T5 Finetuning Tips

Things I’ve found

  • task prefixes matter when
    1. When doing multi-task training
    2. When your task similar or related to one of the supervised tasks used in T5 pre-training mixture.
  • Needs slightly higher LR than the default one set in Trainer, in my experiments 1e-4 and 3e-4 worked for almost all problems (classification, QA, que-gen, summ)
  • no need to pass decoder_input_ids to T5 yourself, just pass labels and the T5Model will prepare them for you. labels should end with eos_token. (important! This is where most of the mistakes are happening).
  • T5 uses pad_token as the decoder_start_token_id so when doing generation without the generate function make sure you start it with pad token.
  • trimming batches when training on TPU leads to very slower training.
  • apparently, because of sentencepiece and some possible leakage of other languages in C4 data, T5 gives somewhat sensible results for french lang. fine-tuned it on FQuAD (french version of SQuAD) for que gen and BLUE-4 against dev set was 15.

Not sure if it’s an issue or not but in some cases using label_smoothing in T5 resulted in nan loss


This even “works” in FP16 – but don’t get me started on Native AMP quite yet…

But in summary – I would strongly recommend using AdaFactor and not ADAM for T5 training and finetuning.

  • this is what the T5 authors use themselves
  • AdaFactor was developed specifically with Transformers/T5 in mind (say so in the paper)
  • ADAM is a massive waste of memory in general; it’s not surprising that something more efficient would work as well unless you have custom additions to your model

those observations seem quite consistent with out experience as well – did not try on TPU yet

1 Like

Hi guys!
I just finish training T5-large on ELI5 on 270,000 exampels using TPU V2-8 on colab modified from @valhalla notebook! This is not really finetuning tips, but some tips to make T5-large trainable on TPU V2-8 .

T5-large is challenging to train on TPU V2-8 with Pytorch (for me)

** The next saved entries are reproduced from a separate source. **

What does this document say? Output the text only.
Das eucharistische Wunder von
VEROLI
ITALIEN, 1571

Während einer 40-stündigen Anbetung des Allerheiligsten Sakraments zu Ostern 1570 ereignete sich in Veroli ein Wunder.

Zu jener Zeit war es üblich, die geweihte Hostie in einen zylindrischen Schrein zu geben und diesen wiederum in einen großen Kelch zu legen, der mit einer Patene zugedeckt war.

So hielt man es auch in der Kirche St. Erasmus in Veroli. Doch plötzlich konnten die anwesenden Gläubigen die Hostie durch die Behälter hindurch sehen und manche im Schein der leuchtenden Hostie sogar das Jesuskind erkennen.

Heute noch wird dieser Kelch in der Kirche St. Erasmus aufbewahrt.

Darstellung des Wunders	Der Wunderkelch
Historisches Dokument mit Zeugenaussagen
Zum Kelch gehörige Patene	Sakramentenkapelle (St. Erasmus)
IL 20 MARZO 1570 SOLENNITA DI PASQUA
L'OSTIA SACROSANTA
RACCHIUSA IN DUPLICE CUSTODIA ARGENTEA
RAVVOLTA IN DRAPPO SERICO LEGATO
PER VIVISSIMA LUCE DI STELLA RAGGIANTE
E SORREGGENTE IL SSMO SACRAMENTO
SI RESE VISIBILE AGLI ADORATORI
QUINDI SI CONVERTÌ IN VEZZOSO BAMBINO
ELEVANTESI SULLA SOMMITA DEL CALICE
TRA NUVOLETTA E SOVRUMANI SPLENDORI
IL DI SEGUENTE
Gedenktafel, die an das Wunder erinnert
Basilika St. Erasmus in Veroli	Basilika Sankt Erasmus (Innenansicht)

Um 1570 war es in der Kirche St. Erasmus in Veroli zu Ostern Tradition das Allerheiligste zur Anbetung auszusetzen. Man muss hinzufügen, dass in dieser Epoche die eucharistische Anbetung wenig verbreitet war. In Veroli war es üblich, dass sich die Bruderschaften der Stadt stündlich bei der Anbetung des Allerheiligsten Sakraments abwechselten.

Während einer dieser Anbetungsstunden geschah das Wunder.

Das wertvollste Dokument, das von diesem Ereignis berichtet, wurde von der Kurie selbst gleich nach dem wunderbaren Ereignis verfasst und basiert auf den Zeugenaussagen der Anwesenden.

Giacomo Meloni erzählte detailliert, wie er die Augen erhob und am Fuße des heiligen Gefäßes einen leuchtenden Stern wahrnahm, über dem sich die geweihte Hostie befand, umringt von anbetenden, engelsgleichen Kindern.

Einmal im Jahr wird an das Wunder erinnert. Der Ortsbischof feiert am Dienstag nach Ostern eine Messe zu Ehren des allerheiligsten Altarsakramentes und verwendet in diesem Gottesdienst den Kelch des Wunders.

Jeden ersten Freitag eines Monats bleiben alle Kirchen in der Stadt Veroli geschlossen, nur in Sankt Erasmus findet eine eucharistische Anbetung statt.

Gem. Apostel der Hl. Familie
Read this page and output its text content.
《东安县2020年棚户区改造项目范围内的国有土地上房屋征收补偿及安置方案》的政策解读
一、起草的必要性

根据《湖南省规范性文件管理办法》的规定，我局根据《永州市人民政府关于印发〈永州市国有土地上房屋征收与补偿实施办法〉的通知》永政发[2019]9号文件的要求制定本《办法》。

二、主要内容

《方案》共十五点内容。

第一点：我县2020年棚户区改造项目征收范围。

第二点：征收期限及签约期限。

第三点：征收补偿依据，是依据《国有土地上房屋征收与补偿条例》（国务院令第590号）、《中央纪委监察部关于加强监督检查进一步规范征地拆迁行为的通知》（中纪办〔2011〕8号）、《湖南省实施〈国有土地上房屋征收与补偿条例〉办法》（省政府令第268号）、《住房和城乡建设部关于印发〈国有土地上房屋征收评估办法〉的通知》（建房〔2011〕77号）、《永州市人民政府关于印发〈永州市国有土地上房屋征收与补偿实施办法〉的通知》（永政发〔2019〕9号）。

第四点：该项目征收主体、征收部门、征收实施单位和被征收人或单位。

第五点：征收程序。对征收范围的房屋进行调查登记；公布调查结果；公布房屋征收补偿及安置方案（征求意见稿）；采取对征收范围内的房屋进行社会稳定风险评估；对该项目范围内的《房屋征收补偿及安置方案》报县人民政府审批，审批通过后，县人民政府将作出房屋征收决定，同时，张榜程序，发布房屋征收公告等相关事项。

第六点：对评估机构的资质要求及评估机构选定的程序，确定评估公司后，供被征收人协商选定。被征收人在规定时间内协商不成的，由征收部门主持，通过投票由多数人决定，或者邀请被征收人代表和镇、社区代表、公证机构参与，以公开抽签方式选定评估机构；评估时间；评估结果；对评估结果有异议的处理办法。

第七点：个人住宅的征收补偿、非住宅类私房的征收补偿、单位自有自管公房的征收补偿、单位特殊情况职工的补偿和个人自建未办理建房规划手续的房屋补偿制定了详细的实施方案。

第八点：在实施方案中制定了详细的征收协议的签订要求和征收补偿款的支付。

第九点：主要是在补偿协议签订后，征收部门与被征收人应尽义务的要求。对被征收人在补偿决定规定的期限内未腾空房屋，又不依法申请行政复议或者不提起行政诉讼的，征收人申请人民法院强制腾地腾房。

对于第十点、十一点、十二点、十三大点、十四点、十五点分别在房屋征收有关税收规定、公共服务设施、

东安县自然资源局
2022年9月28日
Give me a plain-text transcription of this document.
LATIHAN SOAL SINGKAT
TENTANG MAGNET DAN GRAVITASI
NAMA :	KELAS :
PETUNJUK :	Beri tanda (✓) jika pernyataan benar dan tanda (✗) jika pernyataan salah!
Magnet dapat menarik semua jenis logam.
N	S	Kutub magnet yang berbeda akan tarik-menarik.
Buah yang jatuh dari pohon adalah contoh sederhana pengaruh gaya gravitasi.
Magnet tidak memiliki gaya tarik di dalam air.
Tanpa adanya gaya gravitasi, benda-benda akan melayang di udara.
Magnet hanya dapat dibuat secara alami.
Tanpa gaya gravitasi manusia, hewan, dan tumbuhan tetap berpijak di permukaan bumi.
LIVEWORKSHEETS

  • I faced a lot of memory problem (even on Colab High-RAM instance), this notebook of Davide Libenzi - one of XLA authors suggested to declare large model outside _mp_fn (see his mx variable )
  • with T5-base , there is around 7 minutes overhead before training can start, for T5-large, this takes 1 hour overhead to me
  • with max_length = 128 (both input and target), I am able to set per_device_train_batch_size = 4 (so, global_batch_size = 4*8 = 32)
  • there is an issue that xm.save() causes memory error with large models like XLM-Roberta , it happen to T5-large too, so I have to ignore the default save_steps of Trainer by setting it to 1000000

Combine all these, took me around 1 day before I can make a trainable notebook, so hopefully these tricks can be useful to some of you guys too!

I would like to find time to make a TF2 version which should be more stable on TPU :slight_smile:

More note

  • As @valhalla mentioned in his notebook, High-RAM instance is a must. Lately Kaggle notebook increased RAM to 16GB for TPUV3-8, but I could not the training to success (sadly since V3-8 should be 2x faster than V2-8)

Hi @moscow25, thanks for sharing the AdaFactor info. I was wondering if constant LR of 1e-3 is working for small batch sizes, because in the paper they mentioned that the BS for fine-tuning was 128, it’s not possible to use 128 BS with single V100 for model >t5-base .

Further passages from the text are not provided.